A probabilistic framework is constructed, which is based on the principle of maximum entropy. The association probabilities at a given average distortion are Gibbs distributions parametrized by the corresponding Lagrange multiplier $\beta$, which is inversely proportional to the temperature in the physical analogy. By computing marginal probabilities, an effective cost is obtained, which is minimized to find the most probable set of cluster representatives at a given temperature. This effective cost is the free energy in statistical mechanics, which is indeed optimized at isothermal, stochastic equilibrium.

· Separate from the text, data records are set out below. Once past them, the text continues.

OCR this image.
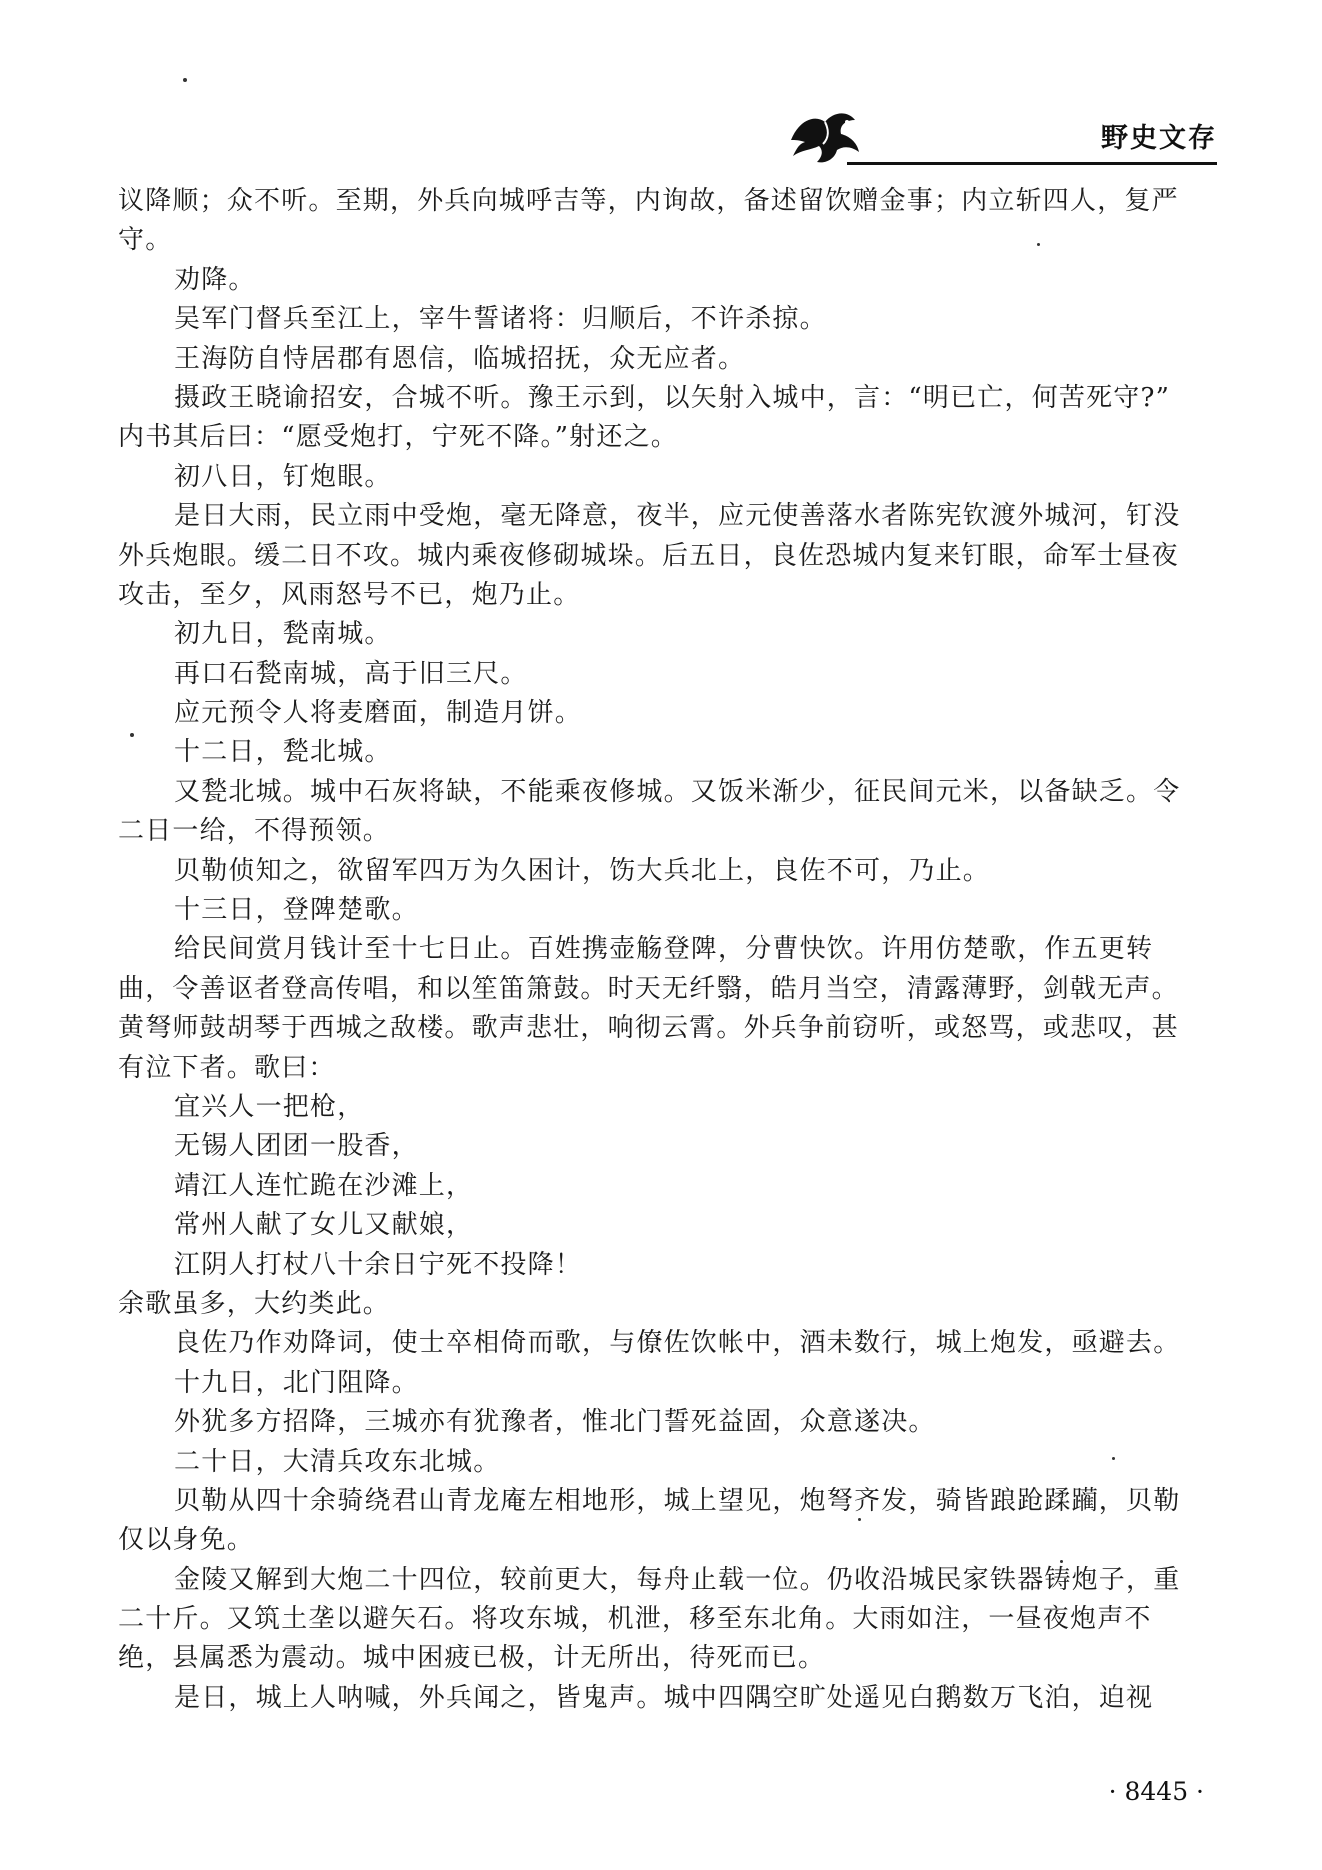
野史文存
议降顺；众不听。至期，外兵向城呼吉等，内询故，备述留饮赠金事；内立斩四人，复严
守。
劝降。
吴军门督兵至江上，宰牛誓诸将：归顺后，不许杀掠。
王海防自恃居郡有恩信，临城招抚，众无应者。
摄政王晓谕招安，合城不听。豫王示到，以矢射入城中，言：“明已亡，何苦死守?”
内书其后曰：“愿受炮打，宁死不降。”射还之。
初八日，钉炮眼。
是日大雨，民立雨中受炮，毫无降意，夜半，应元使善落水者陈宪钦渡外城河，钉没
外兵炮眼。缓二日不攻。城内乘夜修砌城垛。后五日，良佐恐城内复来钉眼，命军士昼夜
攻击，至夕，风雨怒号不已，炮乃止。
初九日，甃南城。
再口石甃南城，高于旧三尺。
应元预令人将麦磨面，制造月饼。
十二日，甃北城。
又甃北城。城中石灰将缺，不能乘夜修城。又饭米渐少，征民间元米，以备缺乏。令
二日一给，不得预领。
贝勒侦知之，欲留军四万为久困计，饬大兵北上，良佐不可，乃止。
十三日，登陴楚歌。
给民间赏月钱计至十七日止。百姓携壶觞登陴，分曹快饮。许用仿楚歌，作五更转
曲，令善讴者登高传唱，和以笙笛箫鼓。时天无纤翳，皓月当空，清露薄野，剑戟无声。
黄弩师鼓胡琴于西城之敌楼。歌声悲壮，响彻云霄。外兵争前窃听，或怒骂，或悲叹，甚
有泣下者。歌曰：
宜兴人一把枪，
无锡人团团一股香，
靖江人连忙跪在沙滩上，
常州人献了女儿又献娘，
江阴人打杖八十余日宁死不投降！
余歌虽多，大约类此。
良佐乃作劝降词，使士卒相倚而歌，与僚佐饮帐中，酒未数行，城上炮发，亟避去。
十九日，北门阻降。
外犹多方招降，三城亦有犹豫者，惟北门誓死益固，众意遂决。
二十日，大清兵攻东北城。
贝勒从四十余骑绕君山青龙庵左相地形，城上望见，炮弩齐发，骑皆踉跄蹂躏，贝勒
仅以身免。
金陵又解到大炮二十四位，较前更大，每舟止载一位。仍收沿城民家铁器铸炮子，重
二十斤。又筑土垄以避矢石。将攻东城，机泄，移至东北角。大雨如注，一昼夜炮声不
绝，县属悉为震动。城中困疲已极，计无所出，待死而已。
是日，城上人呐喊，外兵闻之，皆鬼声。城中四隅空旷处遥见白鹅数万飞泊，迫视
· 8445 ·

Within the probabilistic framework, annealing is introduced by controlling the Lagrange multiplier $\beta$. This annealing is interpreted as gradually reducing the "fuzziness" of the associations. Phase transitions are identified in the process, which are, in fact, cluster splits. A sequence of phase transitions produces a hierarchy of fuzzy-clustering solutions. Critical $\beta$ are computed exactly for the first phase transition and approximately for the following ones. Specific algorithms are derivable from the general approach, to address different aspects of clustering. From the experimental results it appears that DA is substantially superior to traditional techniques.
The approach is extended to deal with a larger family of optimization problems that can be reformulated as constrained clustering. A probabilistic framework for constrained clustering is derived. Three examples are discussed. Mass-constrained clustering yields an improvement of the clustering procedure. The process is now independent of the number and multiplicities of representatives. The travelling salesman problem is reformulated as constrained clustering, yielding the elastic net approach. A second Lagrange multiplier is identified and is controlled in the process. Finally, this approach is suggested for self-organization of neural networks.